INVESTIGADORES
BOUZAT Cecilia Beatriz
congresos y reuniones científicas
Título:
A novel inhibitor of C. elegans glutamate-activated chloride channel with potential anthelmintic activity
Autor/es:
TURANI, O.; CASTRO, M.J.; FARAONI, M.B.; GERBINO, D.C.; BOUZAT, C.B.
Lugar:
Rosario
Reunión:
Encuentro; 2nd Latin American Worm Meeting; 2020
Resumen:
Nematode parasitoses cause mortality and morbidity in humans and considerable losses in livestock, domestic animals and food crops. The acquisition of resistance to current anthelmintic drugs has prompted the search for new compounds. The free-living nematode Caenorhabditis elegans has emerged as a valuable platform for anthelmintic drug discovery. Exposure to dibenzo[b,e]oxepin-11(6H)-one (C1a) induced paralysis of C. elegans. Given that Cys-loop receptors are involved in worm locomotion and are targets of classical antiparasitic drugs, we tested the effects of C1a on several C. elegans mutant strains lacking these receptors. We found that a mutant strain that lacks the invertebrate glutamate-gated chloride-selective channel (GluClR), which is the target of ivermectin, is resistant to C1a. Thus, the GluClR is the main drug target of C1a. To unravel the molecular mechanism underlying the paralyzing action, we expressed in mammalian cells GluClα and β subunits to form GluClRs and evaluated the effects of C1a by electrophysiological whole-cell recordings.
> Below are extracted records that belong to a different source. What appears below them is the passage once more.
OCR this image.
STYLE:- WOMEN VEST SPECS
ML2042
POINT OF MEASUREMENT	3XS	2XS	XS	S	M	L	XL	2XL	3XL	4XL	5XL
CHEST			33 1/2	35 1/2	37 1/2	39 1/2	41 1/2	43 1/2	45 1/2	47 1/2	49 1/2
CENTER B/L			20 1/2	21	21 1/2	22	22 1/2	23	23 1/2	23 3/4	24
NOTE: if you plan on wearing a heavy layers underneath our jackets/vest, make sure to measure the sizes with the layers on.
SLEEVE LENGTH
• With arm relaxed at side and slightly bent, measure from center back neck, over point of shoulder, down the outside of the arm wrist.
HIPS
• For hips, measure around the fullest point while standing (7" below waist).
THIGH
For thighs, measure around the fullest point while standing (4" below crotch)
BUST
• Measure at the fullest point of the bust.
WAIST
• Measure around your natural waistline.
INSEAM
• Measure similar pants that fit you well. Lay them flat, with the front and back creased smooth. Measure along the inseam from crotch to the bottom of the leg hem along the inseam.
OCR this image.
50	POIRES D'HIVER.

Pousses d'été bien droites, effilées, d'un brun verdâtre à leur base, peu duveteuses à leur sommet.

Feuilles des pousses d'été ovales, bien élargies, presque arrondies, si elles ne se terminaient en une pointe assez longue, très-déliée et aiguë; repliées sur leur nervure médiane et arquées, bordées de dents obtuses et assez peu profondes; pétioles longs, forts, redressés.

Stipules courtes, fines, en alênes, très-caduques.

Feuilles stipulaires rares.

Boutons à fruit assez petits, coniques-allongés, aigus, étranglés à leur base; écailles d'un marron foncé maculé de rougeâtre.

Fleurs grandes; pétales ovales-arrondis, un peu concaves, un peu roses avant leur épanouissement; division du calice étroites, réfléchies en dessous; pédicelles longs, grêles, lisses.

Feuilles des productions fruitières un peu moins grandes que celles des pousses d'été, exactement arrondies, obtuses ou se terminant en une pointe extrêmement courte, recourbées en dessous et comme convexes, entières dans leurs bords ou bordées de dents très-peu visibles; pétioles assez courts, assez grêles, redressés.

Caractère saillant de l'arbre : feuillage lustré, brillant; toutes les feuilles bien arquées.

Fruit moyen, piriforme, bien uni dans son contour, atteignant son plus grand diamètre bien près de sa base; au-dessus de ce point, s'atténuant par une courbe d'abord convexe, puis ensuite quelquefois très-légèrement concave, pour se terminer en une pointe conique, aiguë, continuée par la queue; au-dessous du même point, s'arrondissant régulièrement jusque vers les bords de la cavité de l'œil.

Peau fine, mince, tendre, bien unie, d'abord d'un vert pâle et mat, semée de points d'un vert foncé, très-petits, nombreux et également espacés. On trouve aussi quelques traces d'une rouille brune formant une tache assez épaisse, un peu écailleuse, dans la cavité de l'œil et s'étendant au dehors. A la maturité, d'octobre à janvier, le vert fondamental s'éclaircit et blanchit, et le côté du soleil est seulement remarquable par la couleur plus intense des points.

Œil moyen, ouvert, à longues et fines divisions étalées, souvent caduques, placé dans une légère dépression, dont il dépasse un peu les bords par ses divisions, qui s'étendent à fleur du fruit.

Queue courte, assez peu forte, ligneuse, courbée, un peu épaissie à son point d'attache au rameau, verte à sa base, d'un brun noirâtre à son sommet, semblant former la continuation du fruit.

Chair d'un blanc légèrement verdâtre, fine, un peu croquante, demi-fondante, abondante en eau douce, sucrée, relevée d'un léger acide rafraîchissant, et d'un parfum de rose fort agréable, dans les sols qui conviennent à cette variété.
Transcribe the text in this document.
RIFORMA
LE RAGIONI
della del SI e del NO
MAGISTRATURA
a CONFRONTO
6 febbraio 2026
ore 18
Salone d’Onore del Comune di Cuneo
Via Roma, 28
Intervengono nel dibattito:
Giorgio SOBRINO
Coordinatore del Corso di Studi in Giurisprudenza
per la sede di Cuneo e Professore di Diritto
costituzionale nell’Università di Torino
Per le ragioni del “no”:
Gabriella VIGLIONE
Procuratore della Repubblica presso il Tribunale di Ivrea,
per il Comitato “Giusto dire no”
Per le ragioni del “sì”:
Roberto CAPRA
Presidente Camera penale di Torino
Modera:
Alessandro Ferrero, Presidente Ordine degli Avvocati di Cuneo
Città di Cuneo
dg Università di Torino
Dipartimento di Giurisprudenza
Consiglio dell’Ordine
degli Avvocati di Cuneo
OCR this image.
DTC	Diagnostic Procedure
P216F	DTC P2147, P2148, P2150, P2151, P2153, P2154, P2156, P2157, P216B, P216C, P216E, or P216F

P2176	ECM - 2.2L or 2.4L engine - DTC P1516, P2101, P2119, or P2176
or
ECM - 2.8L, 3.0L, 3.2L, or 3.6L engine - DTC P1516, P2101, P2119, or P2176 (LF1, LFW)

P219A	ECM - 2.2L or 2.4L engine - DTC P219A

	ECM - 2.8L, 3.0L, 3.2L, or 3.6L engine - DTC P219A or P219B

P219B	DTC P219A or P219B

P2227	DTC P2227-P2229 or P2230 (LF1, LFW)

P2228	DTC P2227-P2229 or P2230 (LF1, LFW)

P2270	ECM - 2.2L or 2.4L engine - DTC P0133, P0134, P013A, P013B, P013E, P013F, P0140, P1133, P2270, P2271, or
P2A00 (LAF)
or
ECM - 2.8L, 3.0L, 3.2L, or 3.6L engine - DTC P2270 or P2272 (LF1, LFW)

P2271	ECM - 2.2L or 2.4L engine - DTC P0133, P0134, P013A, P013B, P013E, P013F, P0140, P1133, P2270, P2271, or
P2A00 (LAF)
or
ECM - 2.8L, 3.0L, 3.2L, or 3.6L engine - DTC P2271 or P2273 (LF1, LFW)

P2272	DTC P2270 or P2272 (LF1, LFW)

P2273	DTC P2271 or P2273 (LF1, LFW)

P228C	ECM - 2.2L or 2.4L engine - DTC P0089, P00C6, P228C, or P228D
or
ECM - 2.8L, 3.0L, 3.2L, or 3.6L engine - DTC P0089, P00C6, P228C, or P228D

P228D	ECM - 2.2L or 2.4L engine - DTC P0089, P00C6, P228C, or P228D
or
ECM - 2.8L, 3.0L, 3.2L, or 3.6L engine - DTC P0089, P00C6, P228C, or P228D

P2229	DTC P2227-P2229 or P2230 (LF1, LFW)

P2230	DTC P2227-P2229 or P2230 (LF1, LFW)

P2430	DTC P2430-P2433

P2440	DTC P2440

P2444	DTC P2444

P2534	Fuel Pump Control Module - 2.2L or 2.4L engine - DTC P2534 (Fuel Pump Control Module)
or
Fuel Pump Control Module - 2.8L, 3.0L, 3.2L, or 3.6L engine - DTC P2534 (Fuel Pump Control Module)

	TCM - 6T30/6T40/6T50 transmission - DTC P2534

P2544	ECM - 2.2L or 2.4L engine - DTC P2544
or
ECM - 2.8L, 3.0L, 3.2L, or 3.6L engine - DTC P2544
Glutamate elicited macroscopic currents from cells expressing GluClα/β heteromeric receptors whereas C1a was not capable of eliciting responses, thus indicating that it is not an agonist of GluClRs and that its mechanism differs from that of ivermectin. We found that C1a acts as an inhibitor of glutamate-responses: Preincubation of the cell with C1a produced a statistically significant decrease of the decay time constant and total charge and a slight decrease of the peak of currents elicited by glutamate. We here propose C1a as a novel compound or scaffold with promising antiparasitic activity mediated through inhibition of GluClRs.